In response, the company embarked on a major turnaround strategy. It is aggressively selling off low-growth brands deemed non-critical to the company’s future, and it is reinvesting the proceeds in its most promising growth categories. P&G also intends to buy back a great deal of its own stock going forward to try to support its stock price.
But some don’t think P&G should stop there. An article in Barron’s last month called for the company to consider splitting itself up. It argued for P&G to separate its beauty products, health care and grooming, and home and family care businesses.
A spinoff makes sense for P&G and could create value for shareholders, but here’s why there may be better reasons to buy P&G stock.
Why a Procter & Gamble Split Makes Sense
Procter & Gamble has suffered a number of headwinds throughout the year, including the rising U.S. dollar – which has eroded international revenue growth – and a product portfolio that has become bloated. The company’s total sales fell 5% in fiscal 2015.
P&G is undergoing a major streamlining of its product portfolio. Investors likely recall its sale of the Duracell battery business to Warren Buffett’s Berkshire Hathaway (NYSE: BRK-B) for $3 billion and its huge $12 billion sale of 43 beauty brands to Coty Inc. (NYSE: COTY) earlier this year. Eventually, the company intends to sell as many as 100 brands.
But this process will take a long time. P&G is a huge company with a market capitalization in excess of $200 billion. A company this massive does not turn around quickly. A spinoff could create value sooner. The article in Barron’s article estimated the three individual pieces of P&G, trading independently, could collectively be worth $90. That represents a 20% premium to P&G’s current equity value.
It makes operational sense to split the company. Each of the three segments is a large enough business to be able to stand on its own.
And there could be a financial reason to split, if the separate companies hold a higher cumulative value than they did as a single entity.

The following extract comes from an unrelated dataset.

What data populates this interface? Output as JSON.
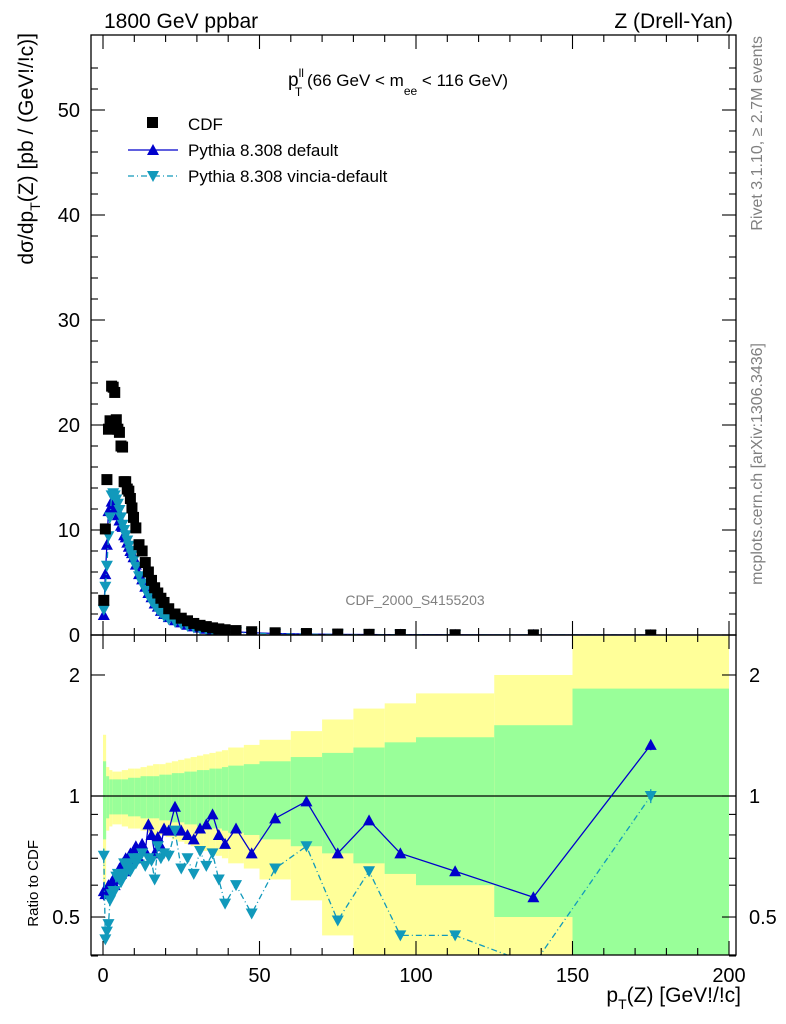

Investors pursuing the split believe the sum of its parts is worth more than the whole.
P&G Is a Buy, But Not Just for the Split
Other struggling companies in the consumer goods industry, like ConAgra (NYSE: CAG), have pursued spinoffs this year as a means to create additional value for shareholders. And P&G itself is no stranger to divesting large business segments.
It makes financial and strategic sense for Procter & Gamble to pursue a spinoff. However, investors should focus more on whether the P&G turnaround succeeds. They should closely monitor its quarterly earnings results going forward to make sure the company remains on track. Restoring growth in its most important product categories is the bigger concern for investors over the long term.
Another good reason to buy P&G stock is its generous dividend. P&G yields nearly 4%. Its payout has not been this high in the past five years. Moreover, it’s a top dividend growth stock, with 59 consecutive years of annual dividend increases under its belt.
As a result, there are many valid reasons to invest in P&G stock, in addition to the spinoff rumors – namely, its portfolio restructuring, reliable cash flow and high dividend.